Akhirnya, keinginan Kartini untuk bersekolah ke Belanda meledak menjadi polemik yang bersifat politis. Sejumlah gerakan feminis di negeri Belanda ramai-ramai menuntut pemerintah Hindi Belanda agar Kartini dan Roekmini secepatnya diizinkan dan diberi beasiswa ke Belanda. Di sisi lain, pemerintah bersikap maju-mundur. Artikel tentang Kartini pernah dimuat oleh Nellie Van KOl, seorang penulis Belanda yang tinggal di Betawi, di De Echo, sebuah surat kabar yang terbit di Hindia Belada. Tulisan itu kemudian banyak dikutip di mana-mana, termasuk di media-media Belanda. Kartini bukannya tak menyadari bahwa dirinya dijadikan bahan politisasi berbagai pihak. Namun, tampaknya ia sudah kepalang basah. Ini ‘iklan’ yang sangat bagus bagi majalah mereka, tulis Kartini dengan pahit.

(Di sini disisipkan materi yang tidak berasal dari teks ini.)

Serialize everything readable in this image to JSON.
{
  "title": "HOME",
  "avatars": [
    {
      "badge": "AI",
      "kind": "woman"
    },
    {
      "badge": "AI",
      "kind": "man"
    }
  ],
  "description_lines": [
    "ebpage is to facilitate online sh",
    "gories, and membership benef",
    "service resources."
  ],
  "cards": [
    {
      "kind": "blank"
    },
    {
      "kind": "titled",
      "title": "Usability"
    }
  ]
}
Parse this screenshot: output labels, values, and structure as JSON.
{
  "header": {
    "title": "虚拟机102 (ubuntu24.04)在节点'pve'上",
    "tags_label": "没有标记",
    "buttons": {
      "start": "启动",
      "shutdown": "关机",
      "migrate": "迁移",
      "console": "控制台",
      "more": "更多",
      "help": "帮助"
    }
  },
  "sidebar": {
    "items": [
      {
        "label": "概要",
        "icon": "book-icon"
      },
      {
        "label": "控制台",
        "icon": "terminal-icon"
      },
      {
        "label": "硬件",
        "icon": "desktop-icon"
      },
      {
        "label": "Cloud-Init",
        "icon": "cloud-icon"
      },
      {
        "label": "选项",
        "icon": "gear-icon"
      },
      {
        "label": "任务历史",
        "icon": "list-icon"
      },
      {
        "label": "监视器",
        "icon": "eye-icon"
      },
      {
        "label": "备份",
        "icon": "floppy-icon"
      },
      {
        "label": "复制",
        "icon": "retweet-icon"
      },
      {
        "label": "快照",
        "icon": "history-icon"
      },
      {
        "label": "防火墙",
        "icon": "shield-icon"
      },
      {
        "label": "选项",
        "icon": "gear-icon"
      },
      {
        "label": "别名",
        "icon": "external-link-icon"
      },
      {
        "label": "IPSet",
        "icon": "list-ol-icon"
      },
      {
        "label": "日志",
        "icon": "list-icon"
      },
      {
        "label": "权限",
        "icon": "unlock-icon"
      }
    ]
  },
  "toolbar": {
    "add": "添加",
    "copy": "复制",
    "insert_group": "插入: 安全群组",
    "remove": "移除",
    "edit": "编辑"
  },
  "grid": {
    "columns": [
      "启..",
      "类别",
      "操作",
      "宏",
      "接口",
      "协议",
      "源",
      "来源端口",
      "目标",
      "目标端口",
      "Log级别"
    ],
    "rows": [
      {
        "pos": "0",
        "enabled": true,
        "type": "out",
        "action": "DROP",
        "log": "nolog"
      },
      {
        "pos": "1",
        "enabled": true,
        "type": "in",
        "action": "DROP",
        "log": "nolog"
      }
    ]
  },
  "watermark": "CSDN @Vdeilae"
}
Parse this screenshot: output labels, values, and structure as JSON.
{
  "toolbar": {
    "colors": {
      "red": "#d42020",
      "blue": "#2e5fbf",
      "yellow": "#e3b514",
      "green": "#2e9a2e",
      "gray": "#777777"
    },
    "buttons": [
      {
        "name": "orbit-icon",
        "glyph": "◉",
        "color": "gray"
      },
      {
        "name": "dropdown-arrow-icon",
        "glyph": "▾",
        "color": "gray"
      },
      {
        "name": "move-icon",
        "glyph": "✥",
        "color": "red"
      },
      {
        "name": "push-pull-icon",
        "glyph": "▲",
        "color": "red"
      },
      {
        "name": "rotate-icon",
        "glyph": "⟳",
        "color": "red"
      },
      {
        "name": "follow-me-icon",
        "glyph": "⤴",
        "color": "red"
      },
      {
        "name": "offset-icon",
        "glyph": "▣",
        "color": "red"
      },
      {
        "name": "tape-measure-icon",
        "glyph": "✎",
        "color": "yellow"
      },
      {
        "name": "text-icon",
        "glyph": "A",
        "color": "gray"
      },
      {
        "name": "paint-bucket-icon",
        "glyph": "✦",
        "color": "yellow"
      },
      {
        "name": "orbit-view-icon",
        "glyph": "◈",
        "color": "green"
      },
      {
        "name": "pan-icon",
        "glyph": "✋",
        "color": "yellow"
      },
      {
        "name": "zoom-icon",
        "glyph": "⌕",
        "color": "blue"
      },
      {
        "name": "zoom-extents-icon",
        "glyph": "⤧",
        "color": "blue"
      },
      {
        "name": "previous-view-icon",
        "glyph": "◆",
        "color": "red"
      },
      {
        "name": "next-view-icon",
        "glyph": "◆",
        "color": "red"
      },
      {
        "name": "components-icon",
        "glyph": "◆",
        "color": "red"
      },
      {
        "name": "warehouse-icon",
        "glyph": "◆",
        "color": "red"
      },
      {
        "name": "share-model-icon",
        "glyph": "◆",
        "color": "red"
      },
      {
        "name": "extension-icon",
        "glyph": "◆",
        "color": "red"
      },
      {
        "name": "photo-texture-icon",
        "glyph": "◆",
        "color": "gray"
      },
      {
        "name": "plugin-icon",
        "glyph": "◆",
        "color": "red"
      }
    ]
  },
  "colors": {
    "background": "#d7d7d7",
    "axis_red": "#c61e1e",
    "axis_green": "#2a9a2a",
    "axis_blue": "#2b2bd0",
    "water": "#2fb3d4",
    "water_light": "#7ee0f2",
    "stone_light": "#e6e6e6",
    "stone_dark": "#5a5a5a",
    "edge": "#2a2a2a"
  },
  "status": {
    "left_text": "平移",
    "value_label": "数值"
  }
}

” Majalah De Hollandase Lelie (sebuah majalah wanita yang terbit di Belanda) menyediakan ruangannya untuk saya dan direktrisnya berulang kali minta supaya boleh memuatkan surat-surat saya. Untuk apa? Untuk iklan! Surat-surat seorang gadis dari Timur, seorang gadis Jawa sejati, buah pikiran orang yang setengah biadab, dan ditulis dalam bahasa Eropah oleh dia (Kartini)    sendiri, aduhai, alangkah menariknya! Dan kalau kelak cita-cita kami kandas dan kami hancur, hal itu tak kalah menariknya”. (27 Oktober 1902)

Salah satu yang menentang keinginan Kartini adalah mantan Gubernur Jenderal Hindia Belanda, Jenderal Van Der Wijk. Alasanya karena.. “Nona-nona tidak boleh bergantung pada amal yang tidak sesuai dengan kedudukan nona-nona sebagai puteri Bupati.”

Namun, Kartini tidak peduli. Kebanyakan orang tak berani mengambil resiko sedikit pun, tulisnya. Bahkan, lanjutnya, kalau perlu ia akan menulis surat kepada Gubernur Jenderal, Menteri, atau bahkan langsung kepada Sri Ratu (Belanda)! Tak sedikit pejabat Hindia Belanda yang mengejeknya. Salah satunya Residen Semarang (orang Belanda) yang bahkan terang-terangan menyebutnya ‘gila’. “Hati-hati, jangang sampai orang lain mendengar. (Kalau sampai mereka mendengar) nanti tidak ada yang mau meminang kamu. Kan sayang kalau kalian berdua (Kartini dan Roekmini) tidak kawin, kalian cantik sekali.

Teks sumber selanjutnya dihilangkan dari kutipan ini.